Можно бы и сейчас идти, но держит принятое решение и парализует волю: возле окон своих решил быть ровно в девять, когда пьют чай в столовой — единственный час, в который может оказаться с ними и Женя Эгмонт.
Наконец возмутился против себя и своего решения Жегулев:
— Да что я: с ума хочу сойти? Почему в девять, а не сейчас? Там подожду.
И круто, на полшага повернув, проплыл как бы по воздуху пустынную площадь и окунулся в темноту тихой, немощеной улицы, еле намечаемой в перспективе несколькими тусклыми фонарями. Далеко на середине знакомо светлело: там угол, где сворачивать на их улицу, и на углу, светя на обе улицы, помещается Самсонычева лавка. И при первых же шагах, прямо ведущих к цели, стихла тревога, и явилась спокойная уверенность, что мать жива и увидит ее, и не захотелось торопиться, а идти медленно и вдумчиво, капля за каплей пить драгоценнейший напиток.

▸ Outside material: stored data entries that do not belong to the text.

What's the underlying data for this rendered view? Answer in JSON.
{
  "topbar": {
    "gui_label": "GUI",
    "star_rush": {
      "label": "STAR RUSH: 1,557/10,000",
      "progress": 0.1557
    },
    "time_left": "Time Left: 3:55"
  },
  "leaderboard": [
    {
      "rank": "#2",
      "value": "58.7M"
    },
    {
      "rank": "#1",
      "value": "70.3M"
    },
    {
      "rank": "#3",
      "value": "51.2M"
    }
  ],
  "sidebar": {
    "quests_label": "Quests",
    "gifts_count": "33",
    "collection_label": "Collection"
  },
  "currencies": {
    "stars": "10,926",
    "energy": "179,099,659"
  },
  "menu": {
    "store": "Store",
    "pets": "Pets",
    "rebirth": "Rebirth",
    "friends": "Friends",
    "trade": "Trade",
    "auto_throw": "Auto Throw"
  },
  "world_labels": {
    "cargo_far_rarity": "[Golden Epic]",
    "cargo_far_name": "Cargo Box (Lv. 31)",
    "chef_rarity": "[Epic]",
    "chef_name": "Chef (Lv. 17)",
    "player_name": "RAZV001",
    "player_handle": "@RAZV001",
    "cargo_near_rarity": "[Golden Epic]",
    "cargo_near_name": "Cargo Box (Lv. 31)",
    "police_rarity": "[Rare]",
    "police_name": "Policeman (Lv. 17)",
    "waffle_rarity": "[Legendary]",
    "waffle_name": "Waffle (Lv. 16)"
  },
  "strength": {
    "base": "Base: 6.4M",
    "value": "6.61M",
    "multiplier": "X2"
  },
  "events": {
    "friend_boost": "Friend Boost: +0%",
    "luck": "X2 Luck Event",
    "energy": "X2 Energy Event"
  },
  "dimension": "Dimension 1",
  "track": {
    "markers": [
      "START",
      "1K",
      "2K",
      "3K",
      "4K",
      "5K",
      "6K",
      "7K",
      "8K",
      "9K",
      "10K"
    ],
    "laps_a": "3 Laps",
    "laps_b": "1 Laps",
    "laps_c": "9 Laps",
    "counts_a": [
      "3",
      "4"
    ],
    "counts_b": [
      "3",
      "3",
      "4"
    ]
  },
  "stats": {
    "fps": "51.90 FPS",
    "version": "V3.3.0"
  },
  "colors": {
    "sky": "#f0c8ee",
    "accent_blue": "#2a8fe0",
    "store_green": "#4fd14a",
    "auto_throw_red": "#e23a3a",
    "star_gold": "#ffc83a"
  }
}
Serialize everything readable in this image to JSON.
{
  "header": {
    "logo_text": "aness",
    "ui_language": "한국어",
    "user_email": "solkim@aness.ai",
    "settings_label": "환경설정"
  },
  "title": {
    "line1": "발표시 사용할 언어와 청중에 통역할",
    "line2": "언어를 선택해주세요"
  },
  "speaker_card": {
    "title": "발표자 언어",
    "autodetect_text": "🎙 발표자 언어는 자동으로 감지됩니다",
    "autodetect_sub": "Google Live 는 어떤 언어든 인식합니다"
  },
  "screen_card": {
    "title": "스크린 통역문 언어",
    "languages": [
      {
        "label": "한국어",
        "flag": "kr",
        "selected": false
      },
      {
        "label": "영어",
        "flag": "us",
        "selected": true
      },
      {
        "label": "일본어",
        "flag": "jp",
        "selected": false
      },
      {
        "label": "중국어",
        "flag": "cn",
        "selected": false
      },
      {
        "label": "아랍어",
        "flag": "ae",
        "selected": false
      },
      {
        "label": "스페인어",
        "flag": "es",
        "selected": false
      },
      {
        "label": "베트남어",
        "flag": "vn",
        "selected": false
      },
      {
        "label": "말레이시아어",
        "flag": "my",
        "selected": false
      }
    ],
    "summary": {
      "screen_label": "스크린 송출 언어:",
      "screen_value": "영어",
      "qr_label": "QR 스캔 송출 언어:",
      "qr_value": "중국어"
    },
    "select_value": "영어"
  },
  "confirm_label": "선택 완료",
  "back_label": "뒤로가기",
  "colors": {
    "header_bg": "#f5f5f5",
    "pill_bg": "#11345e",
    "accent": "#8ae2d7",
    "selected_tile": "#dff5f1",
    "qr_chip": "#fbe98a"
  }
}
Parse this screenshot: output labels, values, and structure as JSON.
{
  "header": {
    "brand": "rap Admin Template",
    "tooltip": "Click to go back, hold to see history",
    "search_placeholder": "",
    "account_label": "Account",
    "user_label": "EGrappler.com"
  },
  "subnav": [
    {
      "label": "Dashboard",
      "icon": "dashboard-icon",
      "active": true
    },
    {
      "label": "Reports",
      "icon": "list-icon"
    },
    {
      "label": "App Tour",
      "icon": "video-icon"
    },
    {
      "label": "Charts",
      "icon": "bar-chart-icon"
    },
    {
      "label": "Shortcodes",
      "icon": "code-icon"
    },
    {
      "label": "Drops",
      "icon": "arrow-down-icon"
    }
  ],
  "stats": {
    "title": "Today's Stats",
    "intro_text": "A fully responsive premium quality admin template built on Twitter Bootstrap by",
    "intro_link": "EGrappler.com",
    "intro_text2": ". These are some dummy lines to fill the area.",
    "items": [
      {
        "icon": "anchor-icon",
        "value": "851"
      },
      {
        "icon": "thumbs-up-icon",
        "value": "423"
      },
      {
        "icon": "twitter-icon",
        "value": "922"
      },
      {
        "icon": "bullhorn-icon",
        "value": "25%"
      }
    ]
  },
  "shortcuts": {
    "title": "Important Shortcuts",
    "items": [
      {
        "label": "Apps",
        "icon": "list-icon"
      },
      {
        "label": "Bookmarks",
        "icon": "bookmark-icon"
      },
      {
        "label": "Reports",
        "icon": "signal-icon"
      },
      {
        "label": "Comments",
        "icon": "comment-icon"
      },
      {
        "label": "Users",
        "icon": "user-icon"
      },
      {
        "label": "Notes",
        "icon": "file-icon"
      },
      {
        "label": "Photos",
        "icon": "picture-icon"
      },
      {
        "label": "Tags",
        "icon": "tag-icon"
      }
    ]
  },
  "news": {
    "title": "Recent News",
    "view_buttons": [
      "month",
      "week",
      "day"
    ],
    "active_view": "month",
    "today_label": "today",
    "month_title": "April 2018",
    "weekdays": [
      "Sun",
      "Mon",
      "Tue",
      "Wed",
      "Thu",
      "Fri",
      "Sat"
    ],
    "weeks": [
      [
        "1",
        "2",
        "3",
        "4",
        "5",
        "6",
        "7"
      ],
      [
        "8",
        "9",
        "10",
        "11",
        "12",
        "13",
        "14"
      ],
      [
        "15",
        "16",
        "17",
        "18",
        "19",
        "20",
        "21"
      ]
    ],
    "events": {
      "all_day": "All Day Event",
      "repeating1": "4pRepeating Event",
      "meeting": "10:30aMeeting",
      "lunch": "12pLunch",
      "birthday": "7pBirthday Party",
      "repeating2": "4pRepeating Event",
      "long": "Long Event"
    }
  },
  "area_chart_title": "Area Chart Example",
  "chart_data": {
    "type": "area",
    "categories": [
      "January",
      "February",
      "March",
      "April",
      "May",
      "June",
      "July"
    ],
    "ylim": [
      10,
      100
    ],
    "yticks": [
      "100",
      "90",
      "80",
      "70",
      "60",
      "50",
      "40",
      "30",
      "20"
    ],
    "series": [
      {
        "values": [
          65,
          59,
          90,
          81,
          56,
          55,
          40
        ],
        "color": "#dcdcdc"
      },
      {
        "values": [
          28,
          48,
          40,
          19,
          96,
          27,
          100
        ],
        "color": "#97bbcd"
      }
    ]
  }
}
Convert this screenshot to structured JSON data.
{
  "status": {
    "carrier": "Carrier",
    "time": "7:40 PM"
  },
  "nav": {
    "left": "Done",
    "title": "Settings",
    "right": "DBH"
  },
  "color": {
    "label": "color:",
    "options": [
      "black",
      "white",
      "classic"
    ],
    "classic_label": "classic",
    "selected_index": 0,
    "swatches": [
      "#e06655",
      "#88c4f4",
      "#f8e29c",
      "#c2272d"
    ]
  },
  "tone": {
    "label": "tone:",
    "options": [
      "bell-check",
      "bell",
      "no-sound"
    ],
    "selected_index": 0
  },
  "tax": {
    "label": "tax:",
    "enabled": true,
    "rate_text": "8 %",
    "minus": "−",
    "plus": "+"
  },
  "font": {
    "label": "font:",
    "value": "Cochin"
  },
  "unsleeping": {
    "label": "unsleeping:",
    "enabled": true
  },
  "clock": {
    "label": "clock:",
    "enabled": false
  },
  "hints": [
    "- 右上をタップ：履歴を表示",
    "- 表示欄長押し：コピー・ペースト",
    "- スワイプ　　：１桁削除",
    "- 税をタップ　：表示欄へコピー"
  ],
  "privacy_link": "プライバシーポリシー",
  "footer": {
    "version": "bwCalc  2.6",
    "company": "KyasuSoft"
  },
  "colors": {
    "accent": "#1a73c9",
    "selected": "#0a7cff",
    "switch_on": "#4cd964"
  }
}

Какая радость: идти по знакомым и родным местам, где каждый столбик и канавка и каждая доска забора исписана воспоминаниями, как книга, и все хранит ненарушимо, и все помнит, и обо всем может рассказать! Пусть для других невидимы следы его детских ног, но Саша их чувствует под своей подошвой, нежно прижимает их к земле и новый, теперешний свой ставит след. Идет Саша по-хоженому, тихо присматриваясь и прислушиваясь, — стал он тем сложным существом, в котором исчезли призрачные границы времени и противное мигание настоящего сменилось ровным, негаснущим светом безвременности.